Jeff : Le fait que le joueur s'identifie à son avatar est un élément-clé du lien émotionnel qui se noue alors. En effet, pour que ce lien devienne réalité, le joueur doit passer de l'idée "c'est mon personnage" à l'idée "c'est moi". Une partie de ce processus est facilitée par les graphismes, grâce à la personnalisation de l'apparence et de l'équipement. Mais il faut surtout créer des options qui permettent au joueur de s'investir pleinement et de s'identifier à sa création. Bien que nous partions du postulat "je suis un héros", nous proposons assez de chemins de traverse pour favoriser de nombreux styles de jeu différents. De plus, ces décisions ont des conséquences, autant sur la façon dont l'histoire progresse que sur les objets uniques apparaissant dans la Maison du joueur, ou encore sur les conversations et scènes qui viennent renforcer ces choix.
Par ailleurs, il faut penser au monde qui entoure le personnage.

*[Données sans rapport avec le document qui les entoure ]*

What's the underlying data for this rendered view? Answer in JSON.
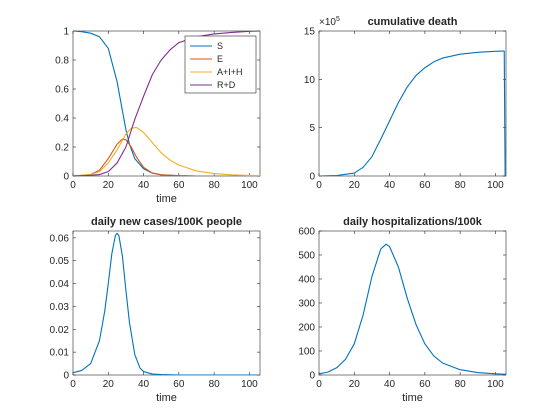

Le personnage doit être accessible, certes, mais le monde dans lequel il vit doit également inciter le joueur à se passionner pour le jeu. Chacune des cinq races du jeu a des vertus qui aident le joueur à s'y identifier. Les Charrs sont des combattants féroces, mais sont aussi pragmatiques et réfléchis. Les Norns veulent profiter pleinement du temps qui leur est accordé en Tyrie. Les Sylvaris sont de nouveaux arrivants, mais ont un coeur noble et fort. Tous les PNJ de ces races ne sont pas des parangons de ces vertus, mais tous sont marqués par les valeurs de leurs sociétés respectives. Cela ajoute une grande richesse au monde et permet au joueur de nouer des liens plus forts avec les personnages avec lesquels il interagit.
Ree : Le défi suivant consiste à s'assurer que le monde soit vivant et captivant, et qu'il le reste tout au long du jeu. Il faut donc créer un contenu qui ait un véritable intérêt, qui pousse le joueur à accorder de l'importance à ses découvertes ou aux événements dans lesquels il a un rôle à jouer. Dans certains titres, le joueur peut créer le personnage de ses rêves, mais cela ne l'empêche pas de s'ennuyer dans le monde qui lui est proposé. Nous devons donc faire tout notre possible pour que l'environnement soit aussi captivant que pertinent. Nous voulons que les questions de la biographie reviennent souvent, lors des conversations ou avec le retour de PNJ des zones de départ, de façon à ce que le joueur ne perde pas ce lien émotionnel.
C'est en donnant vie aux PNJ et en encourageant le joueur à s'immerger pleinement dans le monde qui l'entoure que nous parvenons à conserver son intérêt. Des mécanismes de jeu innovants et de beaux graphismes peuvent également y contribuer. Mais, au final, c'est le fait que le joueur puisse interagir avec le jeu, prendre ses propres décisions et modifier le monde autour de lui, qui distingue un MMO d'un film sur le plan émotionnel. Et nous retournons sans cesse vers ces atouts lorsque nous concevons le jeu.
Jeff : Oui, c'est à cela que ça se résume au final. Le joueur s'investit dans le jeu, car il s'identifie à son personnage et s'intéresse au monde. Et cette impression se renforce à mesure qu'il fait des choix et constate qu'ils ont un effet pérenne et réel sur son environnement. C'est l'un de nos objectifs lorsque nous racontons des histoires dans Guild Wars 2.